That seems like an obvious question. Your job on the public service desk is to serve the public. But I know that it gets a little more complicated when you have a ton of tasks to get done and very little off-desk time to do it. Between customers, you'll often find your librarians completing other work.
I wanted something more for our desks. As a former Barnes & Noble bookseller, it was drilled into me to put the book in the customer's hand and I always walk customers back to the shelf. I always told my staff that they're not tied to the desk; I want them to be up and walking around.
Enter the walk-around log:
And yes, here's a link to a similar file I created for a walk around log. Feel free to download and edit to fit your needs.
Confession time: our walk-around log originated as a way to deal with some security issues we were having in our building. We exist in an old, sprawling building, and we cannot see everything in our Teen Room or our Children's Room from the desks.

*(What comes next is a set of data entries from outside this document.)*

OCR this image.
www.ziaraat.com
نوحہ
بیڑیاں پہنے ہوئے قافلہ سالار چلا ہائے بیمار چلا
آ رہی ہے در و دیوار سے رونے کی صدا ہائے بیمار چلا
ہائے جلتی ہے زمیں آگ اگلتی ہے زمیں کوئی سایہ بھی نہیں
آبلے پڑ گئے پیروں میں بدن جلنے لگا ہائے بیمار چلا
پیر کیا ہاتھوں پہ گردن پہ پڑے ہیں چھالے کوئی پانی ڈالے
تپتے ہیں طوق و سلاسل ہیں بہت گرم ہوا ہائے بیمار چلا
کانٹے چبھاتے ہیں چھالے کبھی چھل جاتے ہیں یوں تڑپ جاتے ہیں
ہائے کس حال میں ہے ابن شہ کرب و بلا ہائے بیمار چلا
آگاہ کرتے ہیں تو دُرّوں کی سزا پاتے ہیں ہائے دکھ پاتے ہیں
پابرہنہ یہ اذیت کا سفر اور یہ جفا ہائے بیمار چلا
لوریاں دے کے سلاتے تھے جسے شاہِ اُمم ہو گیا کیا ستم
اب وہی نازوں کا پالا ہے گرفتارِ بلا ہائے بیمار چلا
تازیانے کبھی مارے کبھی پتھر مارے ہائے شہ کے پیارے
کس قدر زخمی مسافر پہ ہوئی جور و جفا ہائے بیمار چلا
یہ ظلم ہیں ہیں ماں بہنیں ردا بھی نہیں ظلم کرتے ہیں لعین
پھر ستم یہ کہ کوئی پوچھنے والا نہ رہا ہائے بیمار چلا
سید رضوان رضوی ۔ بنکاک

So I created a log for each desk and made it a requirement of my staff to do a lap of the room at least hourly while they are on desk. I know how easy it is to get involved with a project you're doing on desk, particularly during those periods when we may go a few hours between patrons, and tune out to what is going on around you. That's not good customer service and that's not keeping the library secure.
When you take a few minutes to walk around your department:
- You know who's in there. You know if there's someone back in the stacks. If you're paying attention, you become aware of any potential problems hopefully before they become actual problems.
- Patrons know you're there. They know that you see them. If it's a situation where they were thinking of doing something inappropriate, they may now rethink because they know you're not just zoned in on your computer screen.
- You can make sure your space is welcoming. You can make sure there are pencils, you can pick up the blocks, you can check the battery charge on the iPad stations, you can refill displays. You can take a few seconds to spruce up your room.
- (This is an important one!) You can offer help to folks who might not ask for it. Based on my years of customer service, I can tell you that there are some people who will not ask for help. But if you approach people proactively, often they do actually have a question. Or if they think of one they will be more likely to approach you or seek you out. It doesn't have to be pushy. When I do my laps, I try to approach everyone browsing in the department and say something like "Is there anything I can help you find today? No? Well, if you have any questions, you just let me know."
- You're being healthy! It's healthy to get up and move periodically! Get that blood flowing! Get your steps in!
Keeping up with our walk-around logs did help solve the security issues we were facing. It's also increased the number of reference questions we're answering. It also gives us a place to record any little notes we want to make, if there are any issues going on that I need to know about or future desk staff need to be aware of.
I started out with consumable paper logs that I collected each morning to make sure my staff were remembering to do it. They did great and once I was confident that this was part of our new desk routine, I laminated a log for each desk and provided sharp point dry-erase markers to keep our logs.
This is something that has worked well for us. What do you do to ensure your staff is providing good customer service at your public desks?